O’Neill : Alan a cette série gigantesque à l’esprit, mais je lui ai dit que j’aimerais bien faire un petit livre, avant ! Car après « La Ligue » on a fait le « Black Dossier », suivi par « Century » en trois histoires, maintenant je voudrais faire quelque chose avec la fille du capitaine Nemo : c’est ce qui est prévu, et ce sera juste un one-shot. Cela se passera dans les années 30, mais pas à Londres, et ce sera sûrement une histoire de super-héros, aussi. Mais ce n’est encore qu’une ébauche, il y a encore beaucoup de choses à faire, pour l’instant, beaucoup d’idées à assembler, à agencer. Le problème que nous avons, c’est de trouver du matériel qui soit dans le domaine public afin de pouvoir l’exploiter sans qu’il y ait de problèmes de copyright ; on a besoin de la permission de certaines personnes. Mais bon… On ne va tout de même pas utiliser Mickey Mouse! (Rire)
McK : En parlant d’animaux, j’espère quand même que vous avez honte, d’avoir blasphémé l’un des monuments de Grande-Bretagne, avec Moore..
O’Neill : Hein ? Quoi ?
McK : (Rire) Oui, je vous parle bien sûr de la vision que vous avez donnée de l’ours Rupert, dans « La Ligue » : honteux !
(Rires)
O’Neill : Quand j’étais enfant, j’adorais les livres de Rupert, et pourtant je ne les avais jamais vraiment lus. Paradoxalement, j’adore l’alphabet avec Rupert mais je n’ai jamais pris de réel plaisir à le lire : à l’époque, quand je regardais les images, je me disais que c’était vraiment un monde bizarre – et très dérangeant, dans un sens – avec ce petit garçon à tête d’éléphant, et Rupert qui ressemble à un genre d’ours polaire ou de grizzly… C’est une façon très british de voir les choses, très excentrique ! Mais on dirait que tu es un fan…
McK : Oui, j’aime bien Rupert !
O’Neill : Oups… Hum… bah je suis désolé, alors…
McK : (Rire) Oh non, non, pas de problème ! Je blaguais, j’aime beaucoup ce que vous en avez fait, avec Alan ! J’adore ! Ça m’a beaucoup fait rire !
O’Neill : Ah ! Ouf !
McK : Pour finir, cher Kevin, j’aimerais bien vous proposer un petit portrait chinois… Vous êtes d’accord ?
O’Neill : Allons-y !
McK : Si vous étiez un comic ?
O’Neill : Je serais « Popeye ».
McK : Un film ?
O’Neill : « King Kong ».
McK : Une chanson ?
O’Neill : « My old man’s a dustman » de Lonnie Donegan.
McK : Une qualité ?
O’Neill : Euh… euh… (long silence, puis, s’adressant à Paul Gravett) Je n’arrive pas à me trouver de qualité, ce doit être mon côté catholique qui veut ça !

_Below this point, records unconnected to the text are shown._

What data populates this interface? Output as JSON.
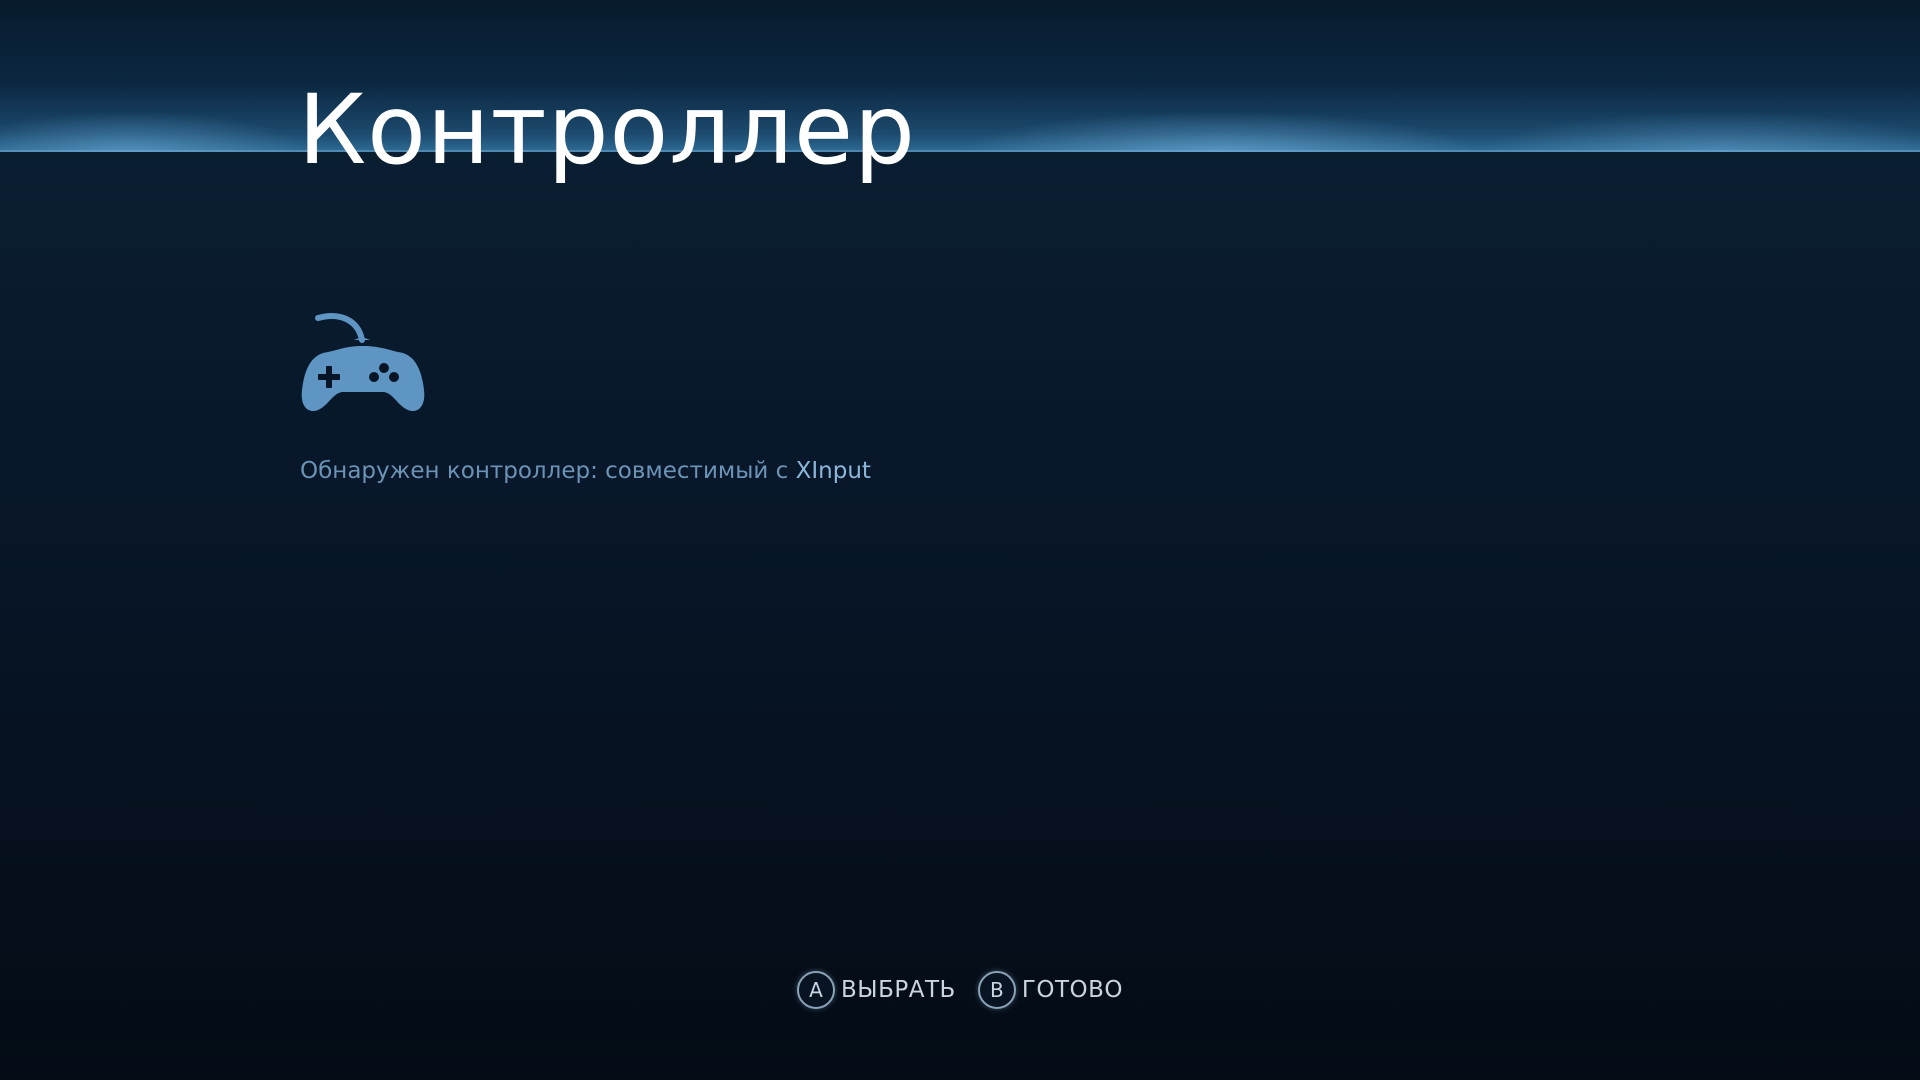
{
  "page": {
    "title": "Контроллер"
  },
  "status": {
    "prefix": "Обнаружен контроллер: совместимый с ",
    "value": "XInput"
  },
  "icons": {
    "controller": "gamepad-icon"
  },
  "footer": {
    "hints": [
      {
        "button": "A",
        "label": "ВЫБРАТЬ"
      },
      {
        "button": "B",
        "label": "ГОТОВО"
      }
    ]
  },
  "colors": {
    "accent": "#5f95c2",
    "status_text": "#6c93b6",
    "status_value": "#8cb6da",
    "title": "#ffffff"
  }
}
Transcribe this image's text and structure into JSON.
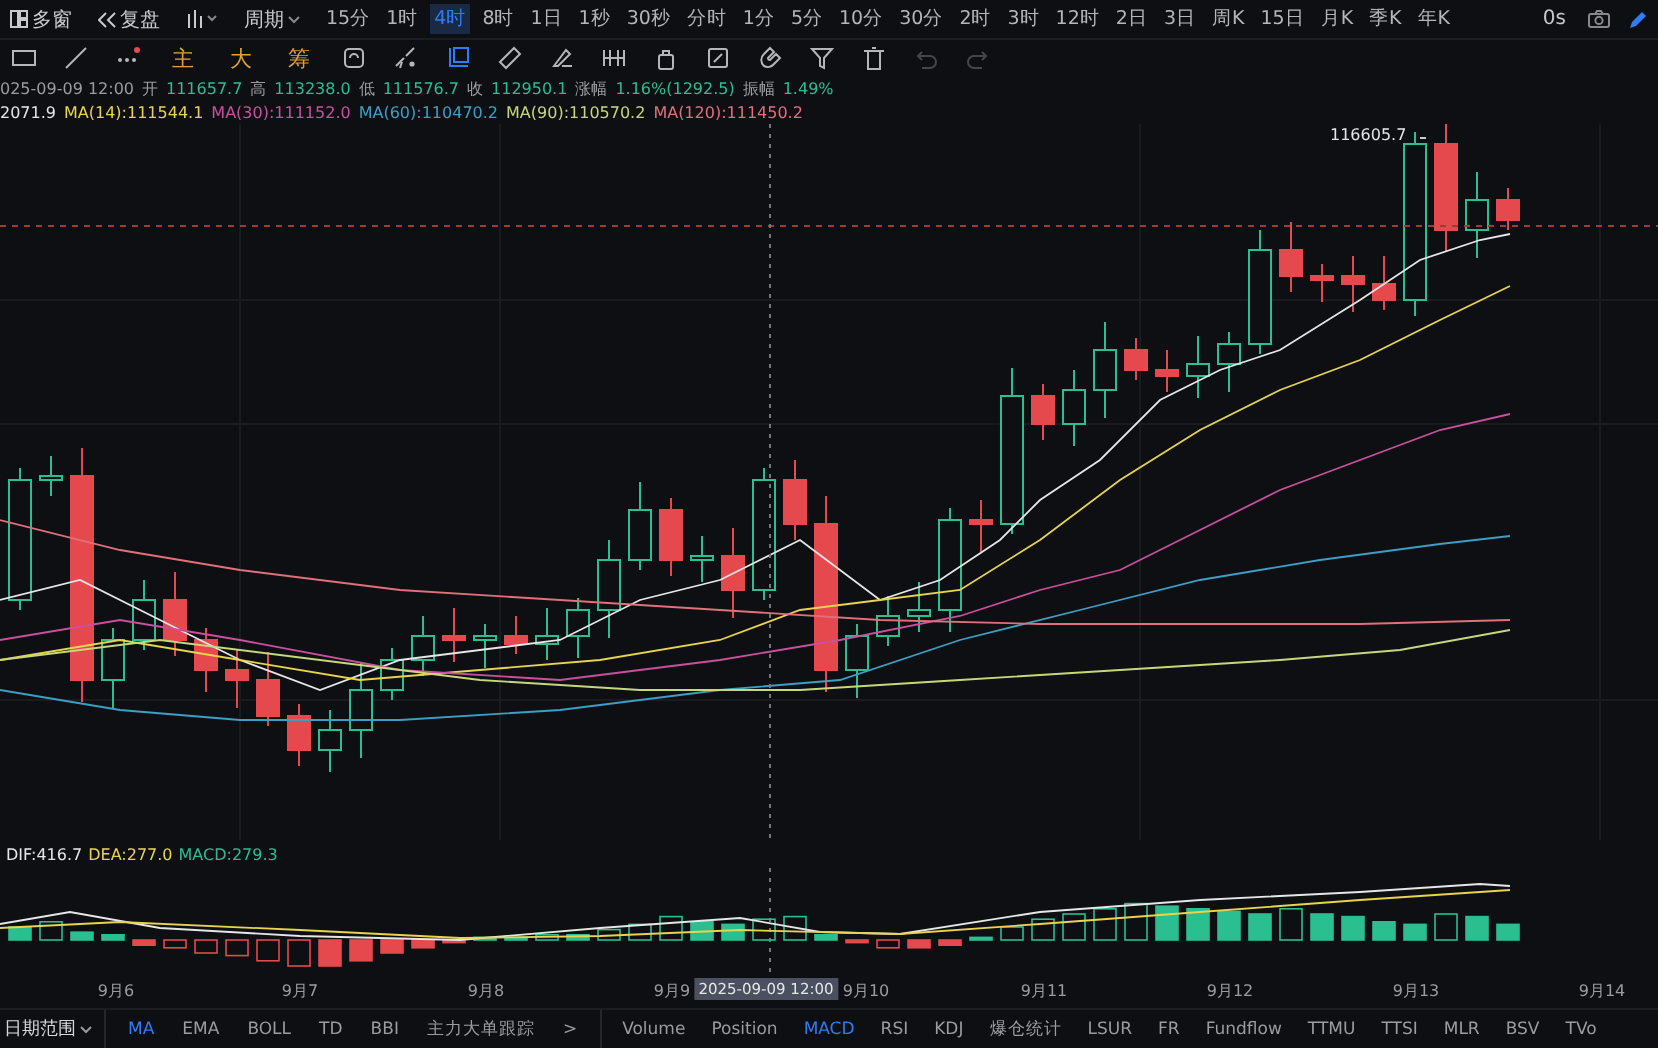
{
  "toolbar": {
    "layout_button": "多窗",
    "replay_button": "复盘",
    "period_menu": "周期",
    "intervals": [
      {
        "label": "15分",
        "selected": false
      },
      {
        "label": "1时",
        "selected": false
      },
      {
        "label": "4时",
        "selected": true
      },
      {
        "label": "8时",
        "selected": false
      },
      {
        "label": "1日",
        "selected": false
      },
      {
        "label": "1秒",
        "selected": false
      },
      {
        "label": "30秒",
        "selected": false
      },
      {
        "label": "分时",
        "selected": false
      },
      {
        "label": "1分",
        "selected": false
      },
      {
        "label": "5分",
        "selected": false
      },
      {
        "label": "10分",
        "selected": false
      },
      {
        "label": "30分",
        "selected": false
      },
      {
        "label": "2时",
        "selected": false
      },
      {
        "label": "3时",
        "selected": false
      },
      {
        "label": "12时",
        "selected": false
      },
      {
        "label": "2日",
        "selected": false
      },
      {
        "label": "3日",
        "selected": false
      },
      {
        "label": "周K",
        "selected": false
      },
      {
        "label": "15日",
        "selected": false
      },
      {
        "label": "月K",
        "selected": false
      },
      {
        "label": "季K",
        "selected": false
      },
      {
        "label": "年K",
        "selected": false
      }
    ],
    "countdown": "0s"
  },
  "chart_toggles": [
    {
      "label": "主"
    },
    {
      "label": "大"
    },
    {
      "label": "筹"
    }
  ],
  "ohlc": [
    {
      "value": "025-09-09 12:00"
    },
    {
      "label": "开",
      "value": "111657.7"
    },
    {
      "label": "高",
      "value": "113238.0"
    },
    {
      "label": "低",
      "value": "111576.7"
    },
    {
      "label": "收",
      "value": "112950.1"
    },
    {
      "label": "涨幅",
      "value": "1.16%(1292.5)"
    },
    {
      "label": "振幅",
      "value": "1.49%"
    }
  ],
  "moving_averages": [
    {
      "label": "2071.9",
      "color": "#e6e6e6"
    },
    {
      "label": "MA(14):111544.1",
      "color": "#e8d44d"
    },
    {
      "label": "MA(30):111152.0",
      "color": "#c9509f"
    },
    {
      "label": "MA(60):110470.2",
      "color": "#3d9fc4"
    },
    {
      "label": "MA(90):110570.2",
      "color": "#c7d77e"
    },
    {
      "label": "MA(120):111450.2",
      "color": "#e0707a"
    }
  ],
  "high_marker": "116605.7",
  "macd": [
    {
      "label": "DIF:416.7",
      "color": "#e6e6e6"
    },
    {
      "label": "DEA:277.0",
      "color": "#e8d44d"
    },
    {
      "label": "MACD:279.3",
      "color": "#2bbf8f"
    }
  ],
  "date_axis": [
    "9月6",
    "9月7",
    "9月8",
    "9月9",
    "9月10",
    "9月11",
    "9月12",
    "9月13",
    "9月14"
  ],
  "crosshair_time": "2025-09-09 12:00",
  "bottom_bar": {
    "range_menu": "日期范围",
    "main_indicators": [
      {
        "label": "MA",
        "selected": true
      },
      {
        "label": "EMA",
        "selected": false
      },
      {
        "label": "BOLL",
        "selected": false
      },
      {
        "label": "TD",
        "selected": false
      },
      {
        "label": "BBI",
        "selected": false
      },
      {
        "label": "主力大单跟踪",
        "selected": false
      }
    ],
    "more": ">",
    "sub_indicators": [
      {
        "label": "Volume",
        "selected": false
      },
      {
        "label": "Position",
        "selected": false
      },
      {
        "label": "MACD",
        "selected": true
      },
      {
        "label": "RSI",
        "selected": false
      },
      {
        "label": "KDJ",
        "selected": false
      },
      {
        "label": "爆仓统计",
        "selected": false
      },
      {
        "label": "LSUR",
        "selected": false
      },
      {
        "label": "FR",
        "selected": false
      },
      {
        "label": "Fundflow",
        "selected": false
      },
      {
        "label": "TTMU",
        "selected": false
      },
      {
        "label": "TTSI",
        "selected": false
      },
      {
        "label": "MLR",
        "selected": false
      },
      {
        "label": "BSV",
        "selected": false
      },
      {
        "label": "TVo",
        "selected": false
      }
    ]
  }
}
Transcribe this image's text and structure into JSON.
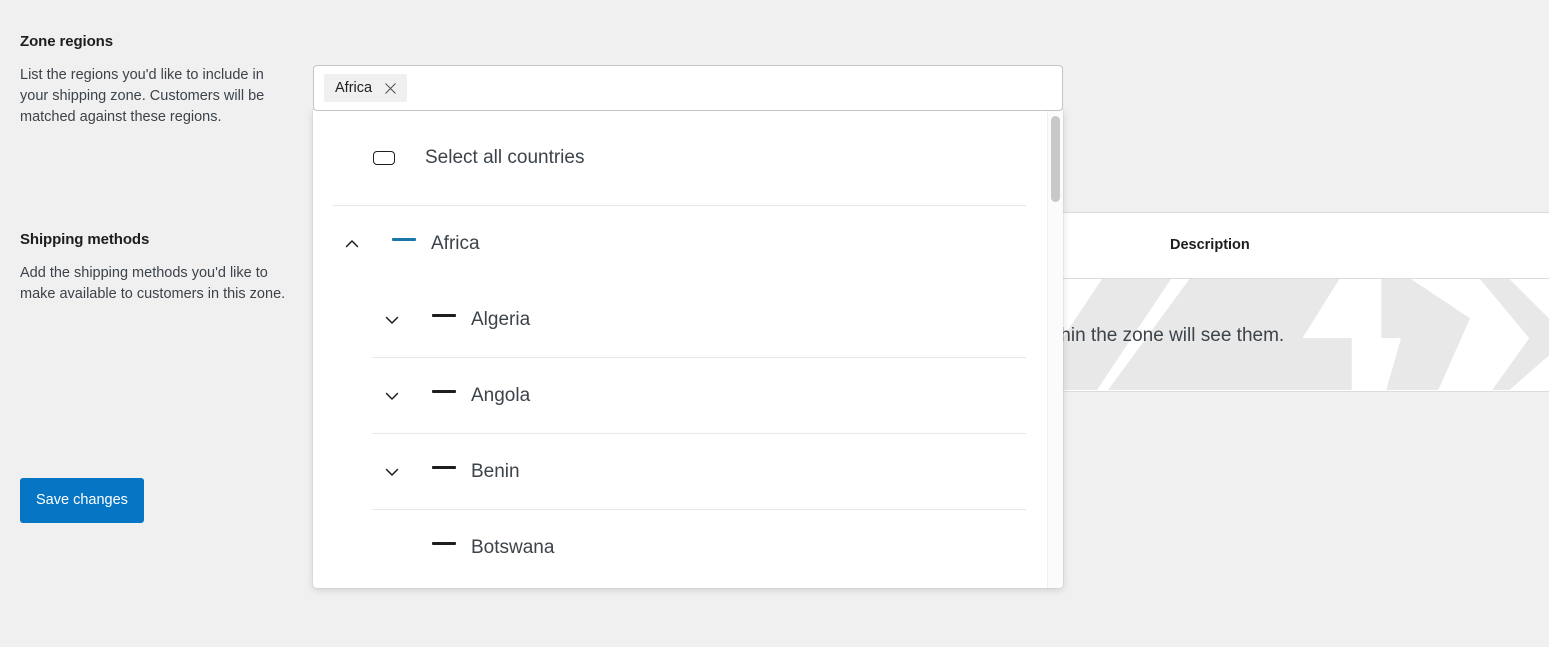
{
  "sidebar": {
    "zone_regions": {
      "title": "Zone regions",
      "description": "List the regions you'd like to include in your shipping zone. Customers will be matched against these regions."
    },
    "shipping_methods": {
      "title": "Shipping methods",
      "description": "Add the shipping methods you'd like to make available to customers in this zone."
    },
    "save_label": "Save changes"
  },
  "region_select": {
    "chips": [
      {
        "label": "Africa",
        "remove_icon": "close-icon"
      }
    ],
    "placeholder": "",
    "value": ""
  },
  "dropdown": {
    "select_all": {
      "label": "Select all countries",
      "checkbox_state": "unchecked",
      "checkbox_icon": "checkbox-empty-icon"
    },
    "options": [
      {
        "label": "Africa",
        "level": 0,
        "expanded": true,
        "chevron_icon": "chevron-up-icon",
        "has_chevron": true,
        "checkbox_state": "indeterminate",
        "checkbox_color": "#1a76a8"
      },
      {
        "label": "Algeria",
        "level": 1,
        "expanded": false,
        "chevron_icon": "chevron-down-icon",
        "has_chevron": true,
        "checkbox_state": "indeterminate",
        "checkbox_color": "#1e1e1e"
      },
      {
        "label": "Angola",
        "level": 1,
        "expanded": false,
        "chevron_icon": "chevron-down-icon",
        "has_chevron": true,
        "checkbox_state": "indeterminate",
        "checkbox_color": "#1e1e1e"
      },
      {
        "label": "Benin",
        "level": 1,
        "expanded": false,
        "chevron_icon": "chevron-down-icon",
        "has_chevron": true,
        "checkbox_state": "indeterminate",
        "checkbox_color": "#1e1e1e"
      },
      {
        "label": "Botswana",
        "level": 1,
        "expanded": false,
        "chevron_icon": "none",
        "has_chevron": false,
        "checkbox_state": "indeterminate",
        "checkbox_color": "#1e1e1e"
      }
    ],
    "scrollbar": {
      "position": "top"
    }
  },
  "background_table": {
    "headers": [
      "Description"
    ],
    "rows": [
      {
        "description": "thin the zone will see them."
      }
    ]
  },
  "colors": {
    "accent": "#0675c4",
    "checkbox_blue": "#1a76a8",
    "page_bg": "#f0f0f0",
    "panel_bg": "#ffffff",
    "border": "#c3c4c7",
    "text": "#1e1e1e",
    "muted_text": "#3c434a"
  }
}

Paul Gravett : On pourrait peut-être dire la modestie ?
O’Neill : (s’adressant à nouveau à moi) Non, n’écrivez pas ça, ce n’est pas moi qui l’ai dit ! Je crois que je suis incapable de vous donner une réponse personnelle à cette question…
McK : Et un défaut ?
O’Neill : Je suis trop lent.
McK : Mais ça peut être une qualité, la lenteur, non ?
O’Neill : Oui, quand on a un travail de grande ampleur, avec l’âge, on aimerait pouvoir travailler lentement, mais malheureusement ce n’est pas vraiment possible… Donc c’est l’une de mes qualités et l’un de mes défauts, dirons-nous.
McK : Une couleur ?
O’Neill : Le rouge.
McK : Un animal ?
O’Neill : Un chien.
McK : Quel genre de chien ?
O’Neill : Genre chien de berger, ou colley… euh, non : un bâtard ! Donc, en synthèse, je serais finalement un chien rouge modeste, mais avec la bave aux lèvres, enragé.
(Rires, Kevin O’Neill començant à grogner comme un chien.)
McK : Et enfin, si vous étiez un autre dessinateur que Kevin O’Neill ?
O’Neill : Je serais Elsie C. Segar. J’ai toujours été un immense fan de « Popeye » quand j’étais enfant. Popeye a probablement le meilleur design de personnage de tous les temps. J’adorerais dessiner comme ça. Et j’aime aussi les cartoons des studios Fleisher… « Popeye » est un chef-d’œuvre !
McK : Oui, c’est vrai, c’est magnifique ! Bon, eh bien merci beaucoup, Kevin. Bon fin de séjour en France !
O’Neill : Merci, à bientôt !
« La Ligue des gentlemen extraordinaires : Century » T1 (« 1910 »)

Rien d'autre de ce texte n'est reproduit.